The American Taxpayer Relief Act of 2013 extended, for 2012 and 2013, tax-free gifting your IRA to charity for taxpayers age 70½ or older.  Special rules apply for distributions made in December 2012 and January 2013 to allow certain of these transfers to qualify as tax-free.

Several special transition rules were included in ATRA to enable taxpayers to have a donation made before February 1, 2013, treated as a 2012 QCD.

A QCD is an otherwise taxable distribution from an IRA (other than an ongoing SEP or SIMPLE IRA) owned by an individual who is age 70½ or over that is paid directly from the IRA to a qualified charity.  An IRA owner can exclude from gross income up to $100,000 of a QCD made for a year, and a QCD can be used to satisfy any IRA required minimum distributions (RMDs) for the year.  Also, the amount of a QCD excluded from gross income is not taken into account in determining any deduction for charitable contributions.

(See IRS Notice 2007-7, Section IX, for additional information on QCDs.)

2012 QCDs Made in January 2013 — An IRA owner can treat a contribution made to a qualified charity in January 2013 as a 2012 QCD in either of the following circumstances:

  1. The contribution is a cash contribution to the charity of all or a portion of an IRA distribution made to the IRA owner in December 2012, provided that the contribution would have been a 2012 QCD if it had been paid directly from the IRA to the charity in 2012.
  2. The contribution is paid directly from the IRA to the charity, provided that the contribution would have been a 2012 QCD if it had been paid in 2012.

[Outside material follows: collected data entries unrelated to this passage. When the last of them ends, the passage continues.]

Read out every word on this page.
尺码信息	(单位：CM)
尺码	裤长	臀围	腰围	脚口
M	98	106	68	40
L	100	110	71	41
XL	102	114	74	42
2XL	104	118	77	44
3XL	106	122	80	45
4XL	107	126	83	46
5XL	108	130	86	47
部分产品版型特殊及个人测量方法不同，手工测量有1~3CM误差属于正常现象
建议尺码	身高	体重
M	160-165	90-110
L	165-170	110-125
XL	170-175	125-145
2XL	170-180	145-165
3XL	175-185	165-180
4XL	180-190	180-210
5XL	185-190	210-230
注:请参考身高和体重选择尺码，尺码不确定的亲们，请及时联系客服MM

IRA owners should keep records to substantiate the timing of contributions and distributions regarding any 2012 QCD made in January 2013.

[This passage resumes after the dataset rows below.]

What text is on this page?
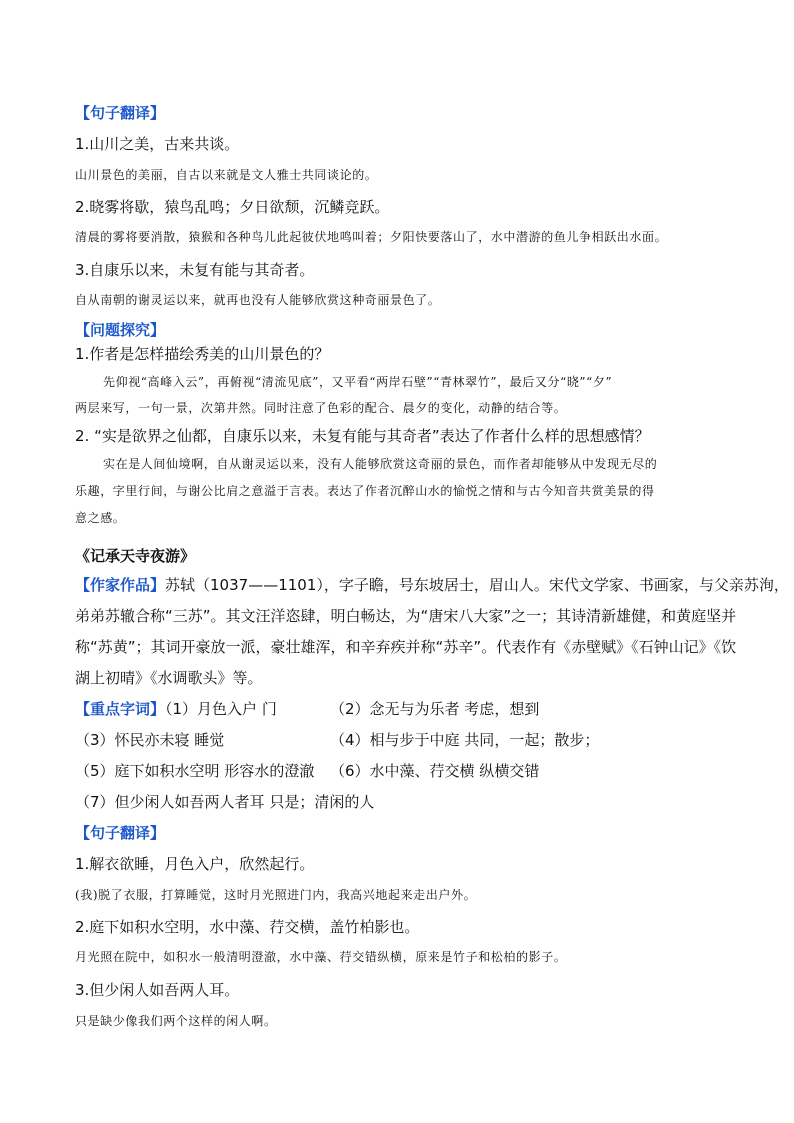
【句子翻译】
1.山川之美，古来共谈。
山川景色的美丽，自古以来就是文人雅士共同谈论的。
2.晓雾将歇，猿鸟乱鸣；夕日欲颓，沉鳞竞跃。
清晨的雾将要消散，猿猴和各种鸟儿此起彼伏地鸣叫着；夕阳快要落山了，水中潜游的鱼儿争相跃出水面。
3.自康乐以来，未复有能与其奇者。
自从南朝的谢灵运以来，就再也没有人能够欣赏这种奇丽景色了。
【问题探究】
1.作者是怎样描绘秀美的山川景色的？
先仰视“高峰入云”，再俯视“清流见底”，又平看“两岸石壁”“青林翠竹”，最后又分“晓”“夕”
两层来写，一句一景，次第井然。同时注意了色彩的配合、晨夕的变化，动静的结合等。
2. “实是欲界之仙都，自康乐以来，未复有能与其奇者”表达了作者什么样的思想感情？
实在是人间仙境啊，自从谢灵运以来，没有人能够欣赏这奇丽的景色，而作者却能够从中发现无尽的
乐趣，字里行间，与谢公比肩之意溢于言表。表达了作者沉醉山水的愉悦之情和与古今知音共赏美景的得
意之感。
《记承天寺夜游》
【作家作品】苏轼（1037——1101），字子瞻，号东坡居士，眉山人。宋代文学家、书画家，与父亲苏洵，
弟弟苏辙合称“三苏”。其文汪洋恣肆，明白畅达，为“唐宋八大家”之一；其诗清新雄健，和黄庭坚并
称“苏黄”；其词开豪放一派，豪壮雄浑，和辛弃疾并称“苏辛”。代表作有《赤壁赋》《石钟山记》《饮
湖上初晴》《水调歌头》等。
【重点字词】（1）月色入户 门	（2）念无与为乐者 考虑，想到
（3）怀民亦未寝 睡觉	（4）相与步于中庭 共同，一起；散步；
（5）庭下如积水空明 形容水的澄澈 （6）水中藻、荇交横 纵横交错
（7）但少闲人如吾两人者耳 只是；清闲的人
【句子翻译】
1.解衣欲睡，月色入户，欣然起行。
(我)脱了衣服，打算睡觉，这时月光照进门内，我高兴地起来走出户外。
2.庭下如积水空明，水中藻、荇交横，盖竹柏影也。
月光照在院中，如积水一般清明澄澈，水中藻、荇交错纵横，原来是竹子和松柏的影子。
3.但少闲人如吾两人耳。
只是缺少像我们两个这样的闲人啊。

A QCD made in January 2013 that is treated as a 2012 QCD will satisfy the IRA owner’s unmade 2012 RMD if the amount of the QCD equals or exceeds the 2012 RMD. However, no part of such a QCD can be used to satisfy the 2013 RMD, even if the 2012 RMD had already been made. In determining the RMD for 2013, the 2012 QCD must be subtracted from the December 31, 2012, IRA account balance(s).